Whether you do so often or occasionally, working night shifts can certainly impact the way that you sleep. But the impact it can have on your health goes way beyond your sleep schedule. Working night hours have been tied to both mental and physical side effects. Of course, experts say there are ways to manage these potential side effects.
Whether you work night shifts exclusively or only every so often, here's what you need to know about how working at night can potentially impact your health.
"They call it 'shift-work sleep disorder,' so basically anytime someone is having symptoms of insomnia or symptoms of excessive sleepiness that happen in relation to them working at night or having these weird, off-work schedules," said Dr Cedrina L. Calder, MD, a preventive medicine physician.
"So [it] would just be just a normal sleep disorder but it would be related to the type of work that they're doing."
Doing your best to get the rest you need, minimizing light during the day when you need to be sleeping, and generally taking care of yourself can help, said Dr Rick Pescatore, DO, FAAEM, an emergency medicine physician and the director of clinical research at Crozer-Keystone Health System.
If you sometimes work at night, you may likely end up eating meals at times that aren't considered the norm or times your body isn't used to. You could also be eating a different amount than usual or perhaps you might be eating a bit less healthily than you otherwise would. Because of this, you could end up dealing with constipation, weight gain, indigestion, and more, said Calder.
If you work at night and all of your friends and family members work (or are awake) during the day, it can make you feel a bit more isolated than you otherwise would feel, which may not be good for your mental health. Calder said that being left out from those social activities in which you'd otherwise partake can potentially lead to depression and irritability.
Blood pressure's another thing that could potentially be affected by your late-night work. According to Pescatore, researchers have previously found a connection between hypertension (otherwise known as high blood pressure) and night shift work.
The Center for Disease Control has found links between working night and/or long hours and menstrual disorders, pre-term birth, and miscarriage.
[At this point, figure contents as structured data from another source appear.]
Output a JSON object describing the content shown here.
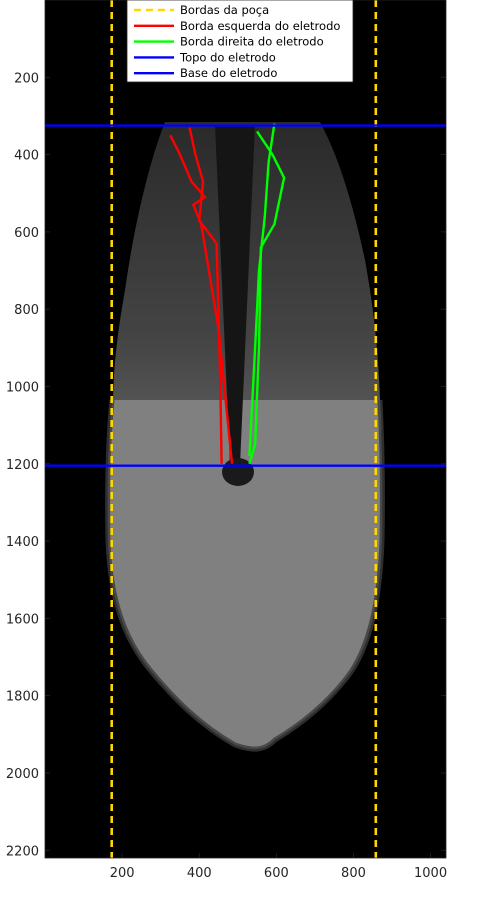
{
  "chart_data": {
    "type": "image",
    "title": "",
    "xlabel": "",
    "ylabel": "",
    "xlim": [
      0,
      1040
    ],
    "ylim": [
      2220,
      0
    ],
    "x_ticks": [
      200,
      400,
      600,
      800,
      1000
    ],
    "y_ticks": [
      200,
      400,
      600,
      800,
      1000,
      1200,
      1400,
      1600,
      1800,
      2000,
      2200
    ],
    "legend_position": "top",
    "series": [
      {
        "name": "Bordas da poça",
        "style": "dashed",
        "color": "#ffd700",
        "lines": [
          {
            "x": [
              173,
              173
            ],
            "y": [
              0,
              2220
            ]
          },
          {
            "x": [
              858,
              858
            ],
            "y": [
              0,
              2220
            ]
          }
        ]
      },
      {
        "name": "Borda esquerda do eletrodo",
        "style": "solid",
        "color": "#ff0000",
        "lines": [
          {
            "x": [
              375,
              390,
              410,
              400,
              445,
              455,
              458
            ],
            "y": [
              330,
              400,
              470,
              570,
              630,
              1000,
              1200
            ]
          },
          {
            "x": [
              325,
              350,
              380,
              415,
              385,
              405,
              450,
              485
            ],
            "y": [
              350,
              400,
              470,
              510,
              530,
              580,
              850,
              1200
            ]
          }
        ]
      },
      {
        "name": "Borda direita do eletrodo",
        "style": "solid",
        "color": "#00ff00",
        "lines": [
          {
            "x": [
              595,
              580,
              570,
              555,
              545,
              530
            ],
            "y": [
              320,
              420,
              560,
              700,
              900,
              1180
            ]
          },
          {
            "x": [
              550,
              590,
              620,
              595,
              560,
              555,
              545,
              530
            ],
            "y": [
              340,
              400,
              460,
              580,
              640,
              900,
              1150,
              1200
            ]
          }
        ]
      },
      {
        "name": "Topo do eletrodo",
        "style": "solid",
        "color": "#0000ff",
        "lines": [
          {
            "x": [
              0,
              1040
            ],
            "y": [
              325,
              325
            ]
          }
        ]
      },
      {
        "name": "Base do eletrodo",
        "style": "solid",
        "color": "#0000ff",
        "lines": [
          {
            "x": [
              0,
              1040
            ],
            "y": [
              1205,
              1205
            ]
          }
        ]
      }
    ],
    "image": {
      "background": "#000000",
      "regions": [
        {
          "name": "upper-pool",
          "color": "#3a3a3a"
        },
        {
          "name": "lower-pool",
          "color": "#808080"
        },
        {
          "name": "electrode-tip",
          "color": "#1a1a1a"
        }
      ]
    }
  }
}
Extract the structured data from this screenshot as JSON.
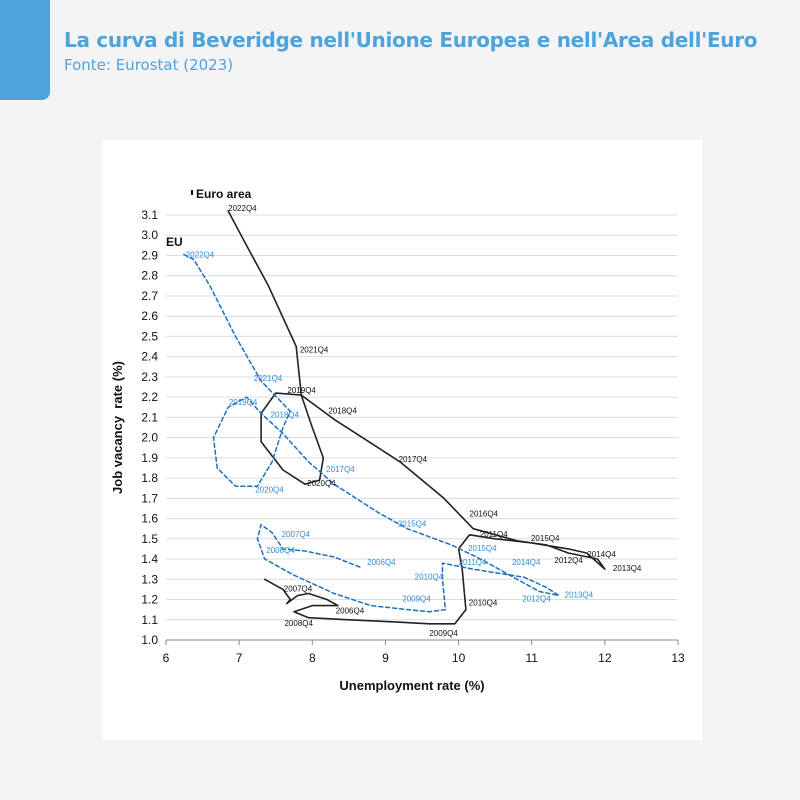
{
  "header": {
    "title": "La curva di Beveridge nell'Unione Europea e nell'Area dell'Euro",
    "subtitle": "Fonte: Eurostat (2023)"
  },
  "colors": {
    "accent": "#4da3dc",
    "euro_area_line": "#222222",
    "eu_line": "#1f6fbf",
    "eu_label": "#2e8fd0",
    "grid": "#dcdcdc"
  },
  "chart_data": {
    "type": "line",
    "xlabel": "Unemployment rate (%)",
    "ylabel": "Job vacancy  rate (%)",
    "xlim": [
      6,
      13
    ],
    "ylim": [
      1.0,
      3.1
    ],
    "x_ticks": [
      "6",
      "7",
      "8",
      "9",
      "10",
      "11",
      "12",
      "13"
    ],
    "y_ticks": [
      "1.0",
      "1.1",
      "1.2",
      "1.3",
      "1.4",
      "1.5",
      "1.6",
      "1.7",
      "1.8",
      "1.9",
      "2.0",
      "2.1",
      "2.2",
      "2.3",
      "2.4",
      "2.5",
      "2.6",
      "2.7",
      "2.8",
      "2.9",
      "3.0",
      "3.1"
    ],
    "grid": "horizontal",
    "series": [
      {
        "name": "Euro area",
        "style": "solid",
        "points": [
          [
            7.35,
            1.3
          ],
          [
            7.6,
            1.25
          ],
          [
            7.7,
            1.2
          ],
          [
            7.65,
            1.18
          ],
          [
            7.8,
            1.22
          ],
          [
            7.95,
            1.23
          ],
          [
            8.2,
            1.2
          ],
          [
            8.35,
            1.17
          ],
          [
            8.0,
            1.17
          ],
          [
            7.75,
            1.14
          ],
          [
            7.95,
            1.11
          ],
          [
            8.5,
            1.1
          ],
          [
            9.1,
            1.09
          ],
          [
            9.6,
            1.08
          ],
          [
            9.95,
            1.08
          ],
          [
            10.1,
            1.15
          ],
          [
            10.05,
            1.35
          ],
          [
            10.0,
            1.45
          ],
          [
            10.15,
            1.52
          ],
          [
            10.5,
            1.5
          ],
          [
            11.0,
            1.48
          ],
          [
            11.5,
            1.45
          ],
          [
            11.75,
            1.43
          ],
          [
            12.0,
            1.35
          ],
          [
            11.9,
            1.4
          ],
          [
            11.5,
            1.43
          ],
          [
            11.2,
            1.47
          ],
          [
            10.8,
            1.49
          ],
          [
            10.2,
            1.55
          ],
          [
            9.8,
            1.7
          ],
          [
            9.2,
            1.88
          ],
          [
            8.6,
            2.02
          ],
          [
            8.3,
            2.09
          ],
          [
            7.85,
            2.21
          ],
          [
            7.5,
            2.22
          ],
          [
            7.3,
            2.12
          ],
          [
            7.3,
            1.98
          ],
          [
            7.6,
            1.84
          ],
          [
            7.9,
            1.77
          ],
          [
            8.1,
            1.79
          ],
          [
            8.15,
            1.9
          ],
          [
            8.0,
            2.05
          ],
          [
            7.85,
            2.21
          ],
          [
            7.78,
            2.45
          ],
          [
            7.4,
            2.75
          ],
          [
            7.1,
            2.95
          ],
          [
            6.85,
            3.12
          ]
        ],
        "labels": [
          {
            "text": "2022Q4",
            "x": 6.85,
            "y": 3.12
          },
          {
            "text": "2021Q4",
            "x": 7.83,
            "y": 2.42
          },
          {
            "text": "2019Q4",
            "x": 7.66,
            "y": 2.22
          },
          {
            "text": "2018Q4",
            "x": 8.22,
            "y": 2.12
          },
          {
            "text": "2017Q4",
            "x": 9.18,
            "y": 1.88
          },
          {
            "text": "2020Q4",
            "x": 7.93,
            "y": 1.76
          },
          {
            "text": "2016Q4",
            "x": 10.15,
            "y": 1.61
          },
          {
            "text": "2011Q4",
            "x": 10.29,
            "y": 1.51
          },
          {
            "text": "2015Q4",
            "x": 10.99,
            "y": 1.49
          },
          {
            "text": "2012Q4",
            "x": 11.31,
            "y": 1.38
          },
          {
            "text": "2014Q4",
            "x": 11.76,
            "y": 1.41
          },
          {
            "text": "2013Q4",
            "x": 12.11,
            "y": 1.34
          },
          {
            "text": "2007Q4",
            "x": 7.61,
            "y": 1.24
          },
          {
            "text": "2006Q4",
            "x": 8.32,
            "y": 1.13
          },
          {
            "text": "2008Q4",
            "x": 7.62,
            "y": 1.07
          },
          {
            "text": "2010Q4",
            "x": 10.14,
            "y": 1.17
          },
          {
            "text": "2009Q4",
            "x": 9.6,
            "y": 1.02
          }
        ]
      },
      {
        "name": "EU",
        "style": "dashed",
        "points": [
          [
            8.65,
            1.36
          ],
          [
            8.3,
            1.41
          ],
          [
            7.9,
            1.44
          ],
          [
            7.6,
            1.45
          ],
          [
            7.45,
            1.53
          ],
          [
            7.3,
            1.57
          ],
          [
            7.25,
            1.5
          ],
          [
            7.35,
            1.4
          ],
          [
            7.75,
            1.32
          ],
          [
            8.3,
            1.23
          ],
          [
            8.8,
            1.17
          ],
          [
            9.3,
            1.15
          ],
          [
            9.6,
            1.14
          ],
          [
            9.82,
            1.15
          ],
          [
            9.78,
            1.3
          ],
          [
            9.78,
            1.38
          ],
          [
            10.2,
            1.35
          ],
          [
            10.9,
            1.31
          ],
          [
            11.2,
            1.26
          ],
          [
            11.37,
            1.22
          ],
          [
            11.1,
            1.24
          ],
          [
            10.7,
            1.32
          ],
          [
            10.3,
            1.4
          ],
          [
            9.9,
            1.47
          ],
          [
            9.3,
            1.55
          ],
          [
            8.9,
            1.63
          ],
          [
            8.3,
            1.77
          ],
          [
            7.95,
            1.88
          ],
          [
            7.6,
            2.02
          ],
          [
            7.3,
            2.12
          ],
          [
            7.1,
            2.2
          ],
          [
            6.85,
            2.15
          ],
          [
            6.65,
            2.0
          ],
          [
            6.7,
            1.85
          ],
          [
            6.95,
            1.76
          ],
          [
            7.25,
            1.76
          ],
          [
            7.45,
            1.88
          ],
          [
            7.6,
            2.05
          ],
          [
            7.7,
            2.13
          ],
          [
            7.3,
            2.28
          ],
          [
            6.95,
            2.5
          ],
          [
            6.6,
            2.75
          ],
          [
            6.38,
            2.88
          ],
          [
            6.22,
            2.91
          ]
        ],
        "labels": [
          {
            "text": "2022Q4",
            "x": 6.27,
            "y": 2.89
          },
          {
            "text": "2021Q4",
            "x": 7.2,
            "y": 2.28
          },
          {
            "text": "2019Q4",
            "x": 6.86,
            "y": 2.16
          },
          {
            "text": "2018Q4",
            "x": 7.43,
            "y": 2.1
          },
          {
            "text": "2017Q4",
            "x": 8.19,
            "y": 1.83
          },
          {
            "text": "2020Q4",
            "x": 7.22,
            "y": 1.73
          },
          {
            "text": "2015Q4",
            "x": 9.17,
            "y": 1.56
          },
          {
            "text": "2015Q4",
            "x": 10.13,
            "y": 1.44
          },
          {
            "text": "2007Q4",
            "x": 7.58,
            "y": 1.51
          },
          {
            "text": "2008Q4",
            "x": 7.37,
            "y": 1.43
          },
          {
            "text": "2006Q4",
            "x": 8.75,
            "y": 1.37
          },
          {
            "text": "2011Q4",
            "x": 10.0,
            "y": 1.37
          },
          {
            "text": "2014Q4",
            "x": 10.73,
            "y": 1.37
          },
          {
            "text": "2010Q4",
            "x": 9.4,
            "y": 1.3
          },
          {
            "text": "2009Q4",
            "x": 9.23,
            "y": 1.19
          },
          {
            "text": "2012Q4",
            "x": 10.87,
            "y": 1.19
          },
          {
            "text": "2013Q4",
            "x": 11.45,
            "y": 1.21
          }
        ]
      }
    ],
    "legend_labels": [
      {
        "text": "Euro area",
        "series": "Euro area"
      },
      {
        "text": "EU",
        "series": "EU"
      }
    ]
  }
}
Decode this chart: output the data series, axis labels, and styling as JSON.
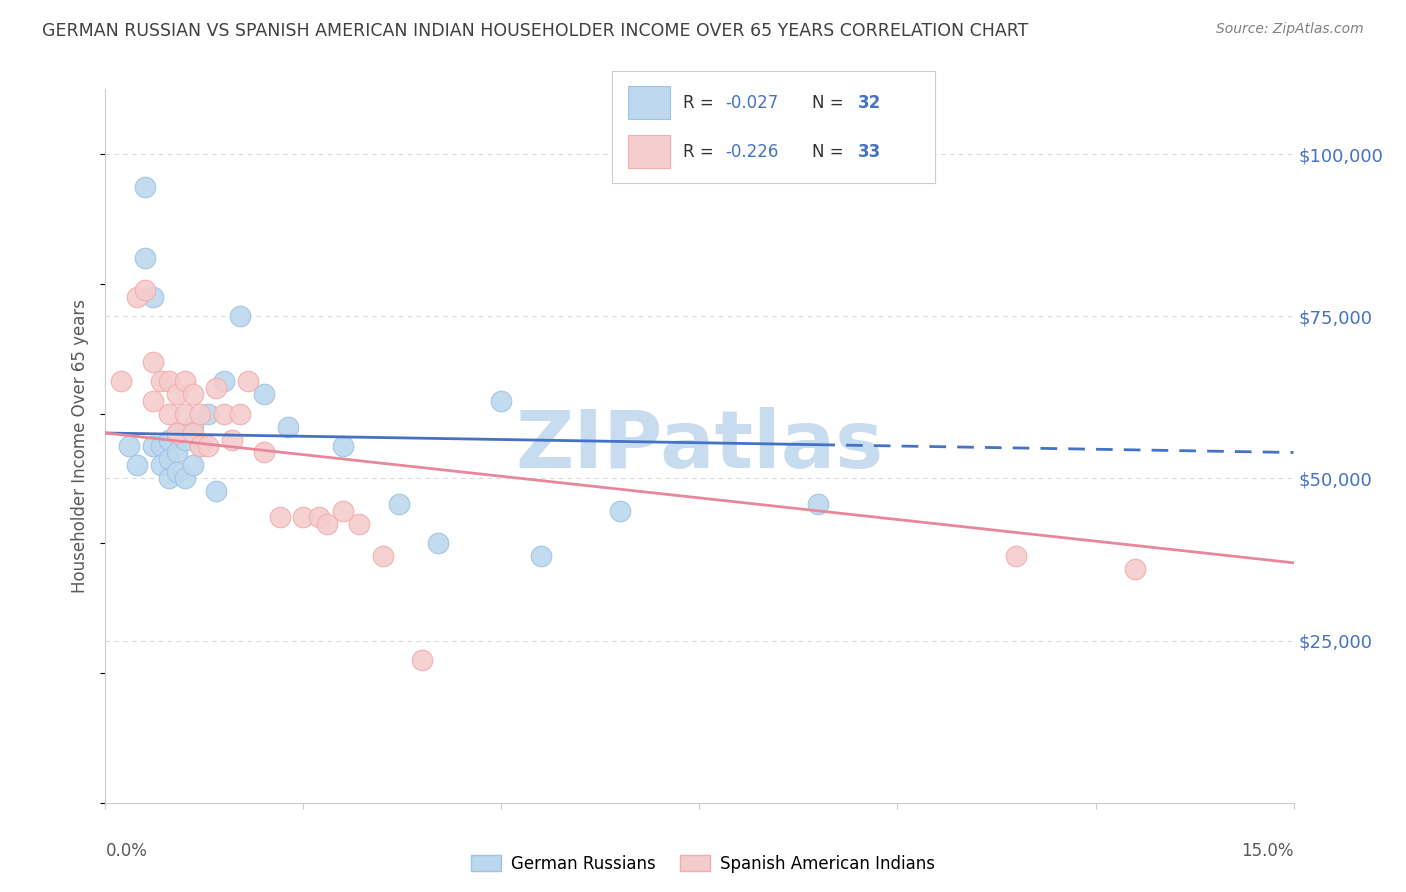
{
  "title": "GERMAN RUSSIAN VS SPANISH AMERICAN INDIAN HOUSEHOLDER INCOME OVER 65 YEARS CORRELATION CHART",
  "source": "Source: ZipAtlas.com",
  "ylabel": "Householder Income Over 65 years",
  "watermark": "ZIPatlas",
  "legend_label1": "German Russians",
  "legend_label2": "Spanish American Indians",
  "ytick_labels": [
    "$25,000",
    "$50,000",
    "$75,000",
    "$100,000"
  ],
  "ytick_values": [
    25000,
    50000,
    75000,
    100000
  ],
  "xlim": [
    0.0,
    0.15
  ],
  "ylim": [
    0,
    110000
  ],
  "blue_r": -0.027,
  "blue_n": 32,
  "pink_r": -0.226,
  "pink_n": 33,
  "blue_scatter_x": [
    0.003,
    0.004,
    0.005,
    0.005,
    0.006,
    0.006,
    0.007,
    0.007,
    0.008,
    0.008,
    0.008,
    0.009,
    0.009,
    0.009,
    0.01,
    0.01,
    0.011,
    0.011,
    0.012,
    0.013,
    0.014,
    0.015,
    0.017,
    0.02,
    0.023,
    0.03,
    0.037,
    0.042,
    0.05,
    0.055,
    0.065,
    0.09
  ],
  "blue_scatter_y": [
    55000,
    52000,
    95000,
    84000,
    78000,
    55000,
    55000,
    52000,
    56000,
    53000,
    50000,
    57000,
    54000,
    51000,
    56000,
    50000,
    58000,
    52000,
    55000,
    60000,
    48000,
    65000,
    75000,
    63000,
    58000,
    55000,
    46000,
    40000,
    62000,
    38000,
    45000,
    46000
  ],
  "pink_scatter_x": [
    0.002,
    0.004,
    0.005,
    0.006,
    0.006,
    0.007,
    0.008,
    0.008,
    0.009,
    0.009,
    0.01,
    0.01,
    0.011,
    0.011,
    0.012,
    0.012,
    0.013,
    0.014,
    0.015,
    0.016,
    0.017,
    0.018,
    0.02,
    0.022,
    0.025,
    0.027,
    0.028,
    0.03,
    0.032,
    0.035,
    0.04,
    0.115,
    0.13
  ],
  "pink_scatter_y": [
    65000,
    78000,
    79000,
    68000,
    62000,
    65000,
    60000,
    65000,
    63000,
    57000,
    65000,
    60000,
    63000,
    57000,
    60000,
    55000,
    55000,
    64000,
    60000,
    56000,
    60000,
    65000,
    54000,
    44000,
    44000,
    44000,
    43000,
    45000,
    43000,
    38000,
    22000,
    38000,
    36000
  ],
  "blue_line_color": "#4472C4",
  "pink_line_color": "#E8879A",
  "blue_scatter_facecolor": "#BDD7EE",
  "pink_scatter_facecolor": "#F4CCCC",
  "blue_scatter_edgecolor": "#9DC3E6",
  "pink_scatter_edgecolor": "#F4ACAC",
  "title_color": "#404040",
  "source_color": "#808080",
  "axis_label_color": "#595959",
  "right_tick_color": "#4472C4",
  "background_color": "#FFFFFF",
  "grid_color": "#D9D9D9",
  "watermark_color": "#C8DCF0"
}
That being said, more research may be needed to solidify this connection.
"Another physical problem that can occur are metabolic disorders which would be things like obesity, changes in your fat in your blood like triglycerides, as well as even insulin resistance which could, later on, lead to diabetes," Calder told INSIDER.
In addition to staying active and eating a healthy diet, both Calder and Pescatore said that, when possible, continuing to work at night for a period of time instead of swinging back and forth between day shifts and night shifts can actually be helpful because it allows your body to adjust a bit more.
It's not just your physical health that can be impacted by nighttime work, your mental health can be affected as well.
"Your body is releasing different hormones and chemicals according to this 24-hour cycle," Calder said. "So when you're awake during a period of time when your body is supposed to be asleep, you may not be releasing the right or the normal amount of chemicals at that time."
He said it can impact your mood, make you irritable, or cause you to experience symptoms of depression or anxiety.
"Plus, the fact that you're working at night when normally you would be sleeping, that can make things more stressful on you in general and that stress can cause the same types of things: anxiety, depression, possibly irritability," he added.
If you're experiencing any of these feelings - no matter when you work - talking to your doctor or a mental health professional can help.
Injuries and accidents are other issues that can come along with night shift work and Pescatore said that they're really not talked about enough.
"We know that people are at increased risk of injury from working night shifts," Pescatore added. "Whether they're transporting themselves to and from, whether they're working a night shift, or the next day they're in a fog after the night shift. So it's not good."
Cardiovascular disease and heart issues are another potential way that your shift work could affect your health. Research has found that working nights can actually increase your risk of cardiovascular disease, Pescatore told INSIDER.
Increased risk of stroke is another potential issue that can come along with working at night, Pescatore said.